Une chose l’est, cependant : les trois ingrédients qui font une élection réussie sont soit pourris, soit absents.
Le premier est gratiné : la loi électorale. La cuvée 2018 est une tour de Babel hybride, cacophonique, indigne et sclérosée. Elle consolide les murs déjà existants, en construit d’autres, bunkérise chacune des communautés dans ses fiefs, privilégie l’ostracisme et dynamite n’importe quelle velléité de ponts intercommunautaires (et ce n’est pas cette magouille de Saïda-Jezzine qui pourra duper qui que ce soit…). Accouchée après des millions d’heures de négociations par des comptables-épiciers, elle aura réussi le très difficile exploit (la barre était déjà très haute) de dégénérer davantage la chose publique et sa pratique au Liban. Donc de vicier encore plus les hommes et les femmes qui exercent ce métier – ou qui tueraient père et mère pour le faire.

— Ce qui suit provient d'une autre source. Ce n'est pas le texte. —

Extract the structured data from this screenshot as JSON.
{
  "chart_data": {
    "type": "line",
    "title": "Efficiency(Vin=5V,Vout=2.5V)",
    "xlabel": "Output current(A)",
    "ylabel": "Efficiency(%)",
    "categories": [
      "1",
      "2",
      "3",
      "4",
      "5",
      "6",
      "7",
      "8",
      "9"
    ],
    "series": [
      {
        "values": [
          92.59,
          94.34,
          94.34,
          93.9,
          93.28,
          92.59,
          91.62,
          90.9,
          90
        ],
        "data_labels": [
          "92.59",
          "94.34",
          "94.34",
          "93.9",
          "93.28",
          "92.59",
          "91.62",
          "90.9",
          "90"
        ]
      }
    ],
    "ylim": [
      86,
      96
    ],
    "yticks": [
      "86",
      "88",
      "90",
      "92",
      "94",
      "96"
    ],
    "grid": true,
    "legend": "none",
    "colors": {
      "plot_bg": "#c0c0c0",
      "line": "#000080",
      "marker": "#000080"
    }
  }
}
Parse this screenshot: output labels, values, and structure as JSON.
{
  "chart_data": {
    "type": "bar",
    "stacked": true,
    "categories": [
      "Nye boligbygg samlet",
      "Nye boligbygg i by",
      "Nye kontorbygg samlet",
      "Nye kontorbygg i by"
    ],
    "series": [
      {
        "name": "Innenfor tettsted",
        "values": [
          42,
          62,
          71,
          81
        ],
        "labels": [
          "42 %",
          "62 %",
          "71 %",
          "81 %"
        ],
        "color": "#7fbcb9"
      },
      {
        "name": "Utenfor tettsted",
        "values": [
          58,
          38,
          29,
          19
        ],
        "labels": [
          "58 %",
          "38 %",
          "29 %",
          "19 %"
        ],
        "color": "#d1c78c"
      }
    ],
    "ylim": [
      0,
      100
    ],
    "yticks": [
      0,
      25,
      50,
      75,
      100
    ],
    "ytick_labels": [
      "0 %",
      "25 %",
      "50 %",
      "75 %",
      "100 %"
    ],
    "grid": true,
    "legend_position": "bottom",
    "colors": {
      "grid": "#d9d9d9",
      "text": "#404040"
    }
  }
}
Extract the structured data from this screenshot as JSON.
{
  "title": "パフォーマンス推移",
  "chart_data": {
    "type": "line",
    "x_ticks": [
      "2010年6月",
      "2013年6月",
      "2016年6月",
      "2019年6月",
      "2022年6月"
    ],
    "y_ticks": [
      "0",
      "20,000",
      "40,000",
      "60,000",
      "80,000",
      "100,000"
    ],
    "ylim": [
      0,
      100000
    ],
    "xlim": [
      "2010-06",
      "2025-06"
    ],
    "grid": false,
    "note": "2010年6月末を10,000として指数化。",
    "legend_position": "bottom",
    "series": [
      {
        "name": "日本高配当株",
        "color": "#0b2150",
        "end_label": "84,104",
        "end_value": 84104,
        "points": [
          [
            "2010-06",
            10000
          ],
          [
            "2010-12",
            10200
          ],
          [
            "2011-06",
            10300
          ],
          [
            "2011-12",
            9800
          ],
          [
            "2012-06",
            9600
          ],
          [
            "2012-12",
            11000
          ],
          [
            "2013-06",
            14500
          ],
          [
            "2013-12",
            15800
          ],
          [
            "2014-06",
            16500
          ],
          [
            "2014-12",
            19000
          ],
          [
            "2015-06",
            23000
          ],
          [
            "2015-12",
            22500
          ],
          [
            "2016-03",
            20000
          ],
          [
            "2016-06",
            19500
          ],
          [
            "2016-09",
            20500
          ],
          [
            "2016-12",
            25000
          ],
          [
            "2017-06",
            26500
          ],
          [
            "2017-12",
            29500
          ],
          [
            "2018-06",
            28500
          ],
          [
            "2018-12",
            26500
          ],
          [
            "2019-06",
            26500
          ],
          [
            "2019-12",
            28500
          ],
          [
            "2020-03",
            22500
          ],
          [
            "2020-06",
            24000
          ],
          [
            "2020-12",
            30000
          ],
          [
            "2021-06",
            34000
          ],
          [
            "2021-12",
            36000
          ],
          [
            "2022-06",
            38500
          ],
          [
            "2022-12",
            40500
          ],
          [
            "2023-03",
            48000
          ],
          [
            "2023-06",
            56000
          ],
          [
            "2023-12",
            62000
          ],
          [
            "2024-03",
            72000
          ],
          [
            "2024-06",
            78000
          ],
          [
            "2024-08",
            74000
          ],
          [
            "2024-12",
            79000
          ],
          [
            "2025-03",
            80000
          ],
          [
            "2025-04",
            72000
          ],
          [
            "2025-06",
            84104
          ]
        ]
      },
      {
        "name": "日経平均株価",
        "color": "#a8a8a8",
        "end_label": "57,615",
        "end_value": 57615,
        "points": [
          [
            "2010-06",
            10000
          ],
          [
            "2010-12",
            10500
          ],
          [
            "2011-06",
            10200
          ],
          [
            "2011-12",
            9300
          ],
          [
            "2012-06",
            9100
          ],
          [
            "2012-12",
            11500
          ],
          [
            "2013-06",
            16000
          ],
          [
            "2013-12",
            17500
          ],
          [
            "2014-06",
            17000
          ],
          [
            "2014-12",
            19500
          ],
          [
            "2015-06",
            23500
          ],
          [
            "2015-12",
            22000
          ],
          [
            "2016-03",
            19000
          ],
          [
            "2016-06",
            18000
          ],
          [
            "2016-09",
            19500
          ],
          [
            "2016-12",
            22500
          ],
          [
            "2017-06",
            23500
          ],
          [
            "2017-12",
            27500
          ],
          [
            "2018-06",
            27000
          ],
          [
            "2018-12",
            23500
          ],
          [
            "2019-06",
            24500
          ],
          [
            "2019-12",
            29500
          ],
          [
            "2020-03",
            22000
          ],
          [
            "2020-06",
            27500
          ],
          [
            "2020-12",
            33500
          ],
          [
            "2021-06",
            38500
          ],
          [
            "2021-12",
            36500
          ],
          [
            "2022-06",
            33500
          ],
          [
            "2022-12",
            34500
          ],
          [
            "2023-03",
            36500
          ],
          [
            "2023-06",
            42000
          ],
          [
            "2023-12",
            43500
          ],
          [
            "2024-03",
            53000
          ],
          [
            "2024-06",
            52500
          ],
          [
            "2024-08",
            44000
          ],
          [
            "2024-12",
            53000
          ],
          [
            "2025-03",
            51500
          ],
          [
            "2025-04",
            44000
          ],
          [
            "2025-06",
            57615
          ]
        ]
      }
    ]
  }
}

Le deuxième est affligeant : les candidats. Les grands partis d’abord, dans tout ce qu’ils sont censés avoir de rassurant, idéalement boussoles, chaudron d’idées et refuges ultimes, ne sont plus, ou presque, que des usines à magouilles ; des réservoirs d’acide dans lesquels se diluent à une vitesse astronomique ces vieux concepts ringards, terriblement ringards, mais atrocement nécessaires à toute démocratie : la morale, l’éthique, la déontologie, les valeurs, les principes. Et de cet assassinat naissent des kyrielles d’alliances, absurdes, contre-nature et totalement schizophrènes. Quant à cette fameuse société civile, cette autre tour de Babel de laquelle se prévaut désormais 90 % de la population, elle se suicide chaque jour un peu plus : au lieu d’agréger intelligemment et efficacement ses meilleurs éléments au sein d’une seule et unique liste, seule option pour espérer – et encore – ravir quelque siège aux grands partis-bulldozers, cette société civile s’est désintégrée en cent et une mini-sociétés. C’est comme le mini-État dans l’État – sans les armes. C’est fou ce que nous, identités parfois brillantes, ne savons pas nous unir.
Le troisième est triste à pleurer : nous. Les électeurs. Après avoir été empêchés par deux fois d’exercer leur droit/devoir électoral, ils auraient dû déborder d’enthousiasme. Mais soit ils cachent (très bien) leur joie et attendent le long de dimanche de refiançailles pour la laisser exploser, soit ils n’en ont atrocement plus rien à faire, résignés qu’ils sont jusqu’à l’os. Que ce soit ceux qui obéissent aveuglément au parti auquel ils adhèrent, ou ceux qui choisissent eux-mêmes le bulletin qu’ils glisseront dans l’urne, ces électeurs portent en eux tous les symptômes du mal Liban. Parce que c’est à cause de nous, et de nous seuls, si nous en sommes arrivés là. Aussi maudit que soit ce pays, nous aurions pu nous y opposer. Mais tout ce que nous saurons faire le 6 mai, c’est soit boycotter les isoloirs, soit voter pour le(s) moins pire(s), avec le sourire de ces gens conscients de se faire carotter jusqu’à la moelle : un député libanais, quelle que soit la durée de son mandat, est assuré d’une rente à vie, dont ses enfants hériteront à sa mort. Une rente payée, bien sûr, par… nous.
Mais si nous ne votons pas, ce serait encore pire. Bien pire.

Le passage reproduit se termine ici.